A mixture of distributed lag non-linear models to account for spatially heterogeneous exposure-lag-response associations

TL;DR

This paper introduces DLNM-Clust, a Bayesian mixture model that captures spatial heterogeneity in exposure-lag-response relationships, improving risk estimation for environmental health impacts across different regions.

Contribution

The paper presents DLNM-Clust, a novel Bayesian mixture of distributed lag non-linear models that accounts for spatial heterogeneity in exposure-response associations.

Findings

Identified distinct spatial clusters with different exposure-lag-response patterns.

Demonstrated improved risk estimation accuracy in Belgian COVID-19 data.

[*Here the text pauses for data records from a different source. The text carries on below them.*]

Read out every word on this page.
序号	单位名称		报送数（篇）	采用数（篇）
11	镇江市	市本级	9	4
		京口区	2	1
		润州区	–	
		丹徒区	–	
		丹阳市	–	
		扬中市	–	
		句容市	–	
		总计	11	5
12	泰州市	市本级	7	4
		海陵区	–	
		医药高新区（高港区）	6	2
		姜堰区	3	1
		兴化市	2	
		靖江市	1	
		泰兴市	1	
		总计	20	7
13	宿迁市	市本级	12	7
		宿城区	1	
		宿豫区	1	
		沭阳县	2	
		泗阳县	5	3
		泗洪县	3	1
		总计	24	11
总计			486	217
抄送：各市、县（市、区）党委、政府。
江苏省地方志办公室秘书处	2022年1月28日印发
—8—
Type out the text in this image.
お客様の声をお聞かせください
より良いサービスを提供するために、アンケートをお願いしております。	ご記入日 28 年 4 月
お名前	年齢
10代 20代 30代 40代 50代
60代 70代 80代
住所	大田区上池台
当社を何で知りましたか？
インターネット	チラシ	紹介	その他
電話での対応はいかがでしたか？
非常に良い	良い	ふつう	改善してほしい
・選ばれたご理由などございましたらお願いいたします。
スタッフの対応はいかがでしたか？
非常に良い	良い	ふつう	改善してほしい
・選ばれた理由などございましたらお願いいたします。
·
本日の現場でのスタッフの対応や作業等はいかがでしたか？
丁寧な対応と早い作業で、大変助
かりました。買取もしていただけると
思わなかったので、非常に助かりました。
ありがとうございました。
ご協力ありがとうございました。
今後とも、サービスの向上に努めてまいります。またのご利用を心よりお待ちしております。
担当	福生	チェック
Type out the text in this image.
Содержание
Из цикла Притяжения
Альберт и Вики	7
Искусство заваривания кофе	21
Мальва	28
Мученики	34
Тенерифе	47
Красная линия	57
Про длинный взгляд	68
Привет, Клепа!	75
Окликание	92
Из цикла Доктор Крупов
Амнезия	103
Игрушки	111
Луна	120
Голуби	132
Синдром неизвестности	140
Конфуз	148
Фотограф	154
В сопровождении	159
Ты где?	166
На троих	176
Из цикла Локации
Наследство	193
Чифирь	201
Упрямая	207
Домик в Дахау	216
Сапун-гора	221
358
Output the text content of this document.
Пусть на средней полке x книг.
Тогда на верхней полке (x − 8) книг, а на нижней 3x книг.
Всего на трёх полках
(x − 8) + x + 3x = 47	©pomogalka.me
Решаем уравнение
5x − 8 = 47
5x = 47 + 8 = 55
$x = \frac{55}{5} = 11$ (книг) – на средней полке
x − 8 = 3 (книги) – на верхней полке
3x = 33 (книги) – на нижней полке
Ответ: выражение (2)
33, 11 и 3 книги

Highlighted the importance of spatially tailored environmental health models.

Abstract

Environmental exposures, such as air pollution and extreme temperatures, have complex effects on human health. These effects are often characterized by non-linear exposure-lag-response relationships and delayed impacts over time. Accurately capturing these dynamics is crucial for informing public health interventions. The Distributed Lag Non-Linear Model (DLNM) is a flexible statistical framework for estimating such effects in epidemiological research. However, standard DLNM implementations typically assume a homogeneous exposure-lag-response association across the study region, overlooking potential spatial heterogeneity, which can lead to biased risk estimates. To address this limitation, we introduce DLNM-Clust: a novel mixture of DLNMs that extends the traditional DLNM. Within a Bayesian framework, DLNM-Clust probabilistically assigns each geographic unit to one of $C$ latent spatial clusters, each of which is defined by a distinct DLNM specification. This approach allows capturing both common patterns and singular deviations in the exposure-lag-response surface. We demonstrate the method using municipality-level time-series data on the relationship between air pollution and the incidence of COVID-19 in Belgium. Our results emphasize the importance of spatially aware modeling strategies in environmental epidemiology, facilitating region-specific risk assessment and supporting the development of targeted public health initiatives.